Scientific models and metaphors of machines are helpful but limited. They cannot tell us all that we need to know. What lies beyond the theories we impose on nature? This year I have tried to put down scientific tools and to listen: to come to nature without a hypothesis, without a scheme for data extraction, without a lesson plan to convey answers to students, without machines and probes. I have glimpsed how rich science is but simultaneously how limited in scope and in spirit. It is unfortunate that the practice of listening generally has no place in the formal training of scientists. In this absence science needlessly fails. We are poorer for this, and possibly more hurtful. What Christmas Eve gifts might a listening culture give its forests?

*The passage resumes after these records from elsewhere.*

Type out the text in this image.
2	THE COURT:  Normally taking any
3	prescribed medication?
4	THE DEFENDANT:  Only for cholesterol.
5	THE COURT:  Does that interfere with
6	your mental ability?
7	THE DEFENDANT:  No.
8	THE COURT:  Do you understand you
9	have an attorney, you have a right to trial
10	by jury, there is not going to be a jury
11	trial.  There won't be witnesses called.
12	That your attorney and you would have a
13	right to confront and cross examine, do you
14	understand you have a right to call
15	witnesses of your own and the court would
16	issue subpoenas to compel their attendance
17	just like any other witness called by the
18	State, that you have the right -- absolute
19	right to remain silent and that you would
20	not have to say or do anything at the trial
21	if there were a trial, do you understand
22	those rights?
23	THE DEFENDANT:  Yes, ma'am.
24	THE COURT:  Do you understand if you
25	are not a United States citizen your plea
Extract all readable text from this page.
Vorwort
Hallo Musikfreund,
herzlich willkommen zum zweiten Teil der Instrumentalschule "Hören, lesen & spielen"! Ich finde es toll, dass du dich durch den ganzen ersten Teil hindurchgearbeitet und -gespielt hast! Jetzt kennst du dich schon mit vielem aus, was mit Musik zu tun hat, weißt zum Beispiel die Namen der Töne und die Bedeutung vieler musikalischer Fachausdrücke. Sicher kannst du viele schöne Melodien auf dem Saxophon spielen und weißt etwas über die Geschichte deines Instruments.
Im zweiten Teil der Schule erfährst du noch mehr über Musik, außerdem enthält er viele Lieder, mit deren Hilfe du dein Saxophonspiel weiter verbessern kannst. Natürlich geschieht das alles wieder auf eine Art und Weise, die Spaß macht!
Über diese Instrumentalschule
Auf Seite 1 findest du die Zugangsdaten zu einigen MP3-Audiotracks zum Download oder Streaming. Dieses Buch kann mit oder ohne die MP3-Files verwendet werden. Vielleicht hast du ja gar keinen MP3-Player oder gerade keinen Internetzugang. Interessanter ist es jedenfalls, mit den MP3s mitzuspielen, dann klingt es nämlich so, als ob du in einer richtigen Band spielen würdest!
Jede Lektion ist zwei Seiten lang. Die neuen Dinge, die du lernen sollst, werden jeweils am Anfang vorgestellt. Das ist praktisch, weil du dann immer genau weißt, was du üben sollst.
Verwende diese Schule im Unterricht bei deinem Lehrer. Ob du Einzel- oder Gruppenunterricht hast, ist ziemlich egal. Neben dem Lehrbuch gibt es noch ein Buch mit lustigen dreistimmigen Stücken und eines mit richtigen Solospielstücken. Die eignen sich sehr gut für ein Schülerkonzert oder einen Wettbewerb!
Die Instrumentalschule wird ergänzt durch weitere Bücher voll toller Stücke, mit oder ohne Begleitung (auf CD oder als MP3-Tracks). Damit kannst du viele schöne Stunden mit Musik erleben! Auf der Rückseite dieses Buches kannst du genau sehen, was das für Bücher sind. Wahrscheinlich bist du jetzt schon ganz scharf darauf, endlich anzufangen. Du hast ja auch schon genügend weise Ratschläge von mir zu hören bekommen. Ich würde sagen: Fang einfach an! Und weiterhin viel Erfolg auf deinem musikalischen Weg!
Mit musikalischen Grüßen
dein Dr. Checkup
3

What was the insight that brushed past me as the squirrels basked? It was not to turn away from science. My experience of animals is richer for knowing their stories, and science is a powerful way to deepen this understanding. Rather, I realized that all stories are partly wrapped in fiction—the fiction of simplifying assumptions, of cultural myopia and of storytellers’ pride. I learned to revel in the stories but not to mistake them for the bright, ineffable nature of the world.
T
he weak sun of late afternoon shines on the westward facing slope of the other side the valley. The red-tinged light reflects from the bark of massed trees, giving the forest a purple-gray glow. As the sun falls, a line of shadow swings up the slope, extinguishing the warm reflection, turning the forest to dusky brown. As the sun drops lower, its rays angle into the sky, over the mountain. Crimson shades into haze on the horizon, and the sky’s blue fades, first to watery mauve, then to gray.
Ten days ago, on the day of the winter solstice, I watched this same swing of sunlight. The rising border between dark and light on the opposite forest slope drew all my attention, its climb up the mountain building to the moment when the shadow would crest and the bright sunlight would blink out. At the very instant that the line of shadow hit the horizon, coyotes hidden on the forest slope just to my east broke into howls. They yipped and wailed for half a minute, then fell silent. The timing of their chorus seemed too precise to be a coincidence, coming as it did at the moment that the sun slipped off the slope. We may both, coyote and human, have watched the bright spectacle on the mountainside and been stirred by the sight of the sun’s disappearance. Coyotes’ howling behavior is known to be sensitive to both daylight and to the moon’s phase, so it is not unreasonable to suppose that these animals might sometimes wail to the setting sun.